You focus on banking, I’m talking about budgets. Do you track every cent in and out and have a quarterly updated forecast of your financial position a decade out? How close are you to that? If your answer doesn’t include a spreadsheet of some sort you’re not budgeting but taking a shortcut on faith your intuitions are correct.

Did you get taught how credit applications work, how banks determine credit worthiness, how to depreciate an asset, how to calculate lifetime cost of a vehicle, how to draft a bill of materials for a project? All things everyone should be able to do.
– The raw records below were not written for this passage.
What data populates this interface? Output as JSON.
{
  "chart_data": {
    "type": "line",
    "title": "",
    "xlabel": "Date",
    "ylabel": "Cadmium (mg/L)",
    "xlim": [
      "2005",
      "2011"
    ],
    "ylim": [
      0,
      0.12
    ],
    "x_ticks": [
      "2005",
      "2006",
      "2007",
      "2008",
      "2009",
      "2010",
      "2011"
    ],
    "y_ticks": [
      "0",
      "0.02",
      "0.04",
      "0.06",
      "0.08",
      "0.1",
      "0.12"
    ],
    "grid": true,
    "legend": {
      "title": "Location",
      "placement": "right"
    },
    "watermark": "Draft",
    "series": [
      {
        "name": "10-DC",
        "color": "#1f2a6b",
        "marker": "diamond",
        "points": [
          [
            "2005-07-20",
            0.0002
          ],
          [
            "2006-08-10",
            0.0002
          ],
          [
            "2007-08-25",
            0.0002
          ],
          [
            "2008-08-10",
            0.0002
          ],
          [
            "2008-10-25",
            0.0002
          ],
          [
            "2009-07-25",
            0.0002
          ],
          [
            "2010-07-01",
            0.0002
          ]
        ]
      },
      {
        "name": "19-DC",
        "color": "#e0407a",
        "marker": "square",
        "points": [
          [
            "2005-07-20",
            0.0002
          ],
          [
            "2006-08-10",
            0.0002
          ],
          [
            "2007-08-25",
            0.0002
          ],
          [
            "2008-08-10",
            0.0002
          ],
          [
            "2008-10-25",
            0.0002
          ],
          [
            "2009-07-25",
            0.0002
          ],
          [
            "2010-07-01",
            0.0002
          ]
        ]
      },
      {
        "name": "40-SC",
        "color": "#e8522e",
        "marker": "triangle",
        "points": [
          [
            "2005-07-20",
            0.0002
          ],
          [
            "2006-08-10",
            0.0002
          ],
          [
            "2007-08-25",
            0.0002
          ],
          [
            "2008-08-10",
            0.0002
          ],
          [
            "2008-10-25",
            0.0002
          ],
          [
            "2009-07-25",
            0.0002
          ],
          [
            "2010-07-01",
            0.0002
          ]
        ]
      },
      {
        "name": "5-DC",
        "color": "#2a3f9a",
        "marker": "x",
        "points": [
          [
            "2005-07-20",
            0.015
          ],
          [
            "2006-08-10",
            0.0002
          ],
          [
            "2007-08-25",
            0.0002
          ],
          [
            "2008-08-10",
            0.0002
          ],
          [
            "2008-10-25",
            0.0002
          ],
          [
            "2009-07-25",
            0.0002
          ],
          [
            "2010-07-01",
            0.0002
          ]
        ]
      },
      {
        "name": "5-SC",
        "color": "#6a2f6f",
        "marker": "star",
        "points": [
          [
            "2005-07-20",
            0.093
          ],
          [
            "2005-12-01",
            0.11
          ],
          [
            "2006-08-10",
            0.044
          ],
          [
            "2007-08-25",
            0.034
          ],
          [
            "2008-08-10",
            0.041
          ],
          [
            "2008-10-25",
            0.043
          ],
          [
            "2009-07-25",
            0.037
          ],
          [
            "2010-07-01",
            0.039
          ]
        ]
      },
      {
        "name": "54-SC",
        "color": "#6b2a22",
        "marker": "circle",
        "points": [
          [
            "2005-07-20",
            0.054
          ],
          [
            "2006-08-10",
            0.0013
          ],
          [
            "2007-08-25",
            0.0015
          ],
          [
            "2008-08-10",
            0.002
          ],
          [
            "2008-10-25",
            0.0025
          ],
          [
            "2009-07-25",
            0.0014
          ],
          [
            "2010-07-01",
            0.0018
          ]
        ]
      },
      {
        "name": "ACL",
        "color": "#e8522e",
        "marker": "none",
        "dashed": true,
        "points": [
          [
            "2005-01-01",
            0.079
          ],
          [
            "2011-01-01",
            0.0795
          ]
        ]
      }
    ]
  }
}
It’s the lack of these skills and the cost of living crisis that creates ripe markets of ignorant people to exploit for profit through their financial mistakes.

Your school offers home ec? Mine dropped it forever ago. Only the trade school kids learned anything more hands on AP chem.

Cars are more reliable sure, but less maintainable in a home garage. I didn’t bring them up because the best argument I have for cars is repealing cafe and taxing cars annually with a multiplier for wheelbase squared x miles.

No I don't budget to that degree. Neither did most people 30 years ago.

I put a percentage of my income into an investment account automatically every payday and forget about it. What I have left is my spending money. That's very simple and tends to work for me.

My bank app does that stuff automatically. They have identified and classified pretty much all merchants so the app can breakdown spending and tell you exactly how much you spend on essentials, restaurants, alcohol, etc.

You get the same info as your spreadsheet, but without any work.

Exactly. If you are taught to balance a checkbook, it inherently forces you to budget.